The psycopg2 replication loop is fundamentally blocking — `select()` and `read_message()` block the calling thread. Running this in the asyncio event loop would freeze all coroutines. The solution is a daemon thread for the replication loop, with `asyncio.run_coroutine_threadsafe()` to bridge back to the event loop for the user's handler. The thread blocks on `future.result()` until the handler completes, preserving the at-least-once delivery guarantee.

### Why text encoding?

pgoutput protocol v1 sends column values as text strings (e.g. `"42"` for an integer column). pgstream deliberately does not coerce types — doing so would require knowing the Postgres OID → Python type mapping, which is complex (timezone-aware datetimes, Decimals, custom enum types, arrays, JSONB...). Keeping values as strings keeps the library simple and lets the user decide on casting.

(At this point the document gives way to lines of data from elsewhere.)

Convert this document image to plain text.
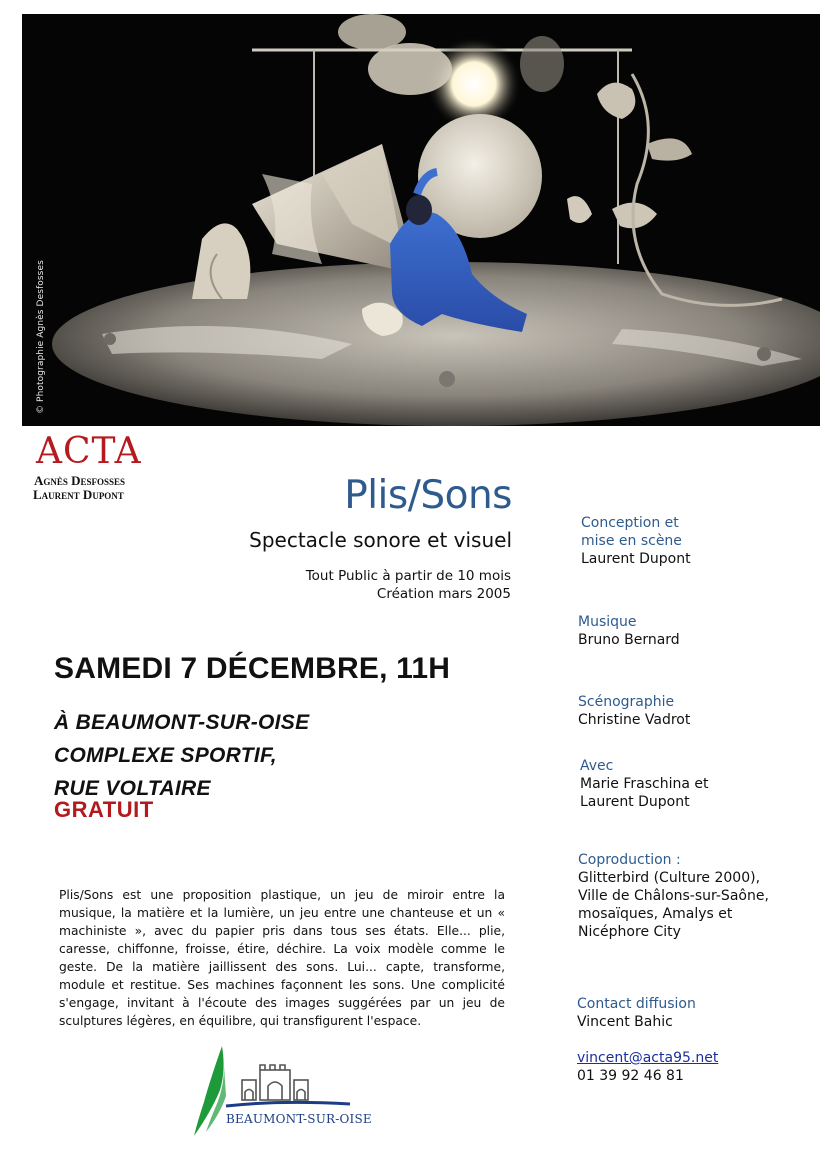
© Photographie Agnès Desfosses
ACTA
Agnès Desfosses
Laurent Dupont	Plis/Sons
Spectacle sonore et visuel
Tout Public à partir de 10 mois
Création mars 2005
SAMEDI 7 DÉCEMBRE, 11H
À BEAUMONT-SUR-OISE
COMPLEXE SPORTIF,
RUE VOLTAIRE
GRATUIT
Plis/Sons est une proposition plastique, un jeu de miroir entre la musique, la matière et la lumière, un jeu entre une chanteuse et un « machiniste », avec du papier pris dans tous ses états. Elle... plie, caresse, chiffonne, froisse, étire, déchire. La voix modèle comme le geste. De la matière jaillissent des sons. Lui... capte, transforme, module et restitue. Ses machines façonnent les sons. Une complicité s'engage, invitant à l'écoute des images suggérées par un jeu de sculptures légères, en équilibre, qui transfigurent l'espace.
Conception et
mise en scène
Laurent Dupont
Musique
Bruno Bernard
Scénographie
Christine Vadrot
Avec
Marie Fraschina et
Laurent Dupont
Coproduction :
Glitterbird (Culture 2000),
Ville de Châlons-sur-Saône,
mosaïques, Amalys et
Nicéphore City
Contact diffusion
Vincent Bahic

vincent@acta95.net

01 39 92 46 81
BEAUMONT-SUR-OISE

### The Relation message cache

Before any INSERT/UPDATE/DELETE, Postgres sends a Relation (R) message with the table's OID and column schema. This must be cached — DML messages only contain the OID, not column names. If the cache is missing an OID (edge case: consumer joined mid-stream), we emit a warning and skip the event rather than crashing. The cache is per-connection (OIDs are session-stable).

### ACK timing

`send_feedback(flush_lsn=...)` tells Postgres "I have processed everything up to this LSN, you can discard WAL". We ACK **after** the handler returns, never before. This is the crucial point for at-least-once delivery. We also send keepalive feedback every 10 seconds even when idle — Postgres will kill the replication connection after `wal_sender_timeout` (default 60s) if it hears nothing.

### Idempotent setup

`setup()` checks `pg_replication_slots` and `pg_publication` before creating anything. It is safe to call on every startup. This simplifies deployment — you don't need a migration step to create the slot; just call `setup()` at boot.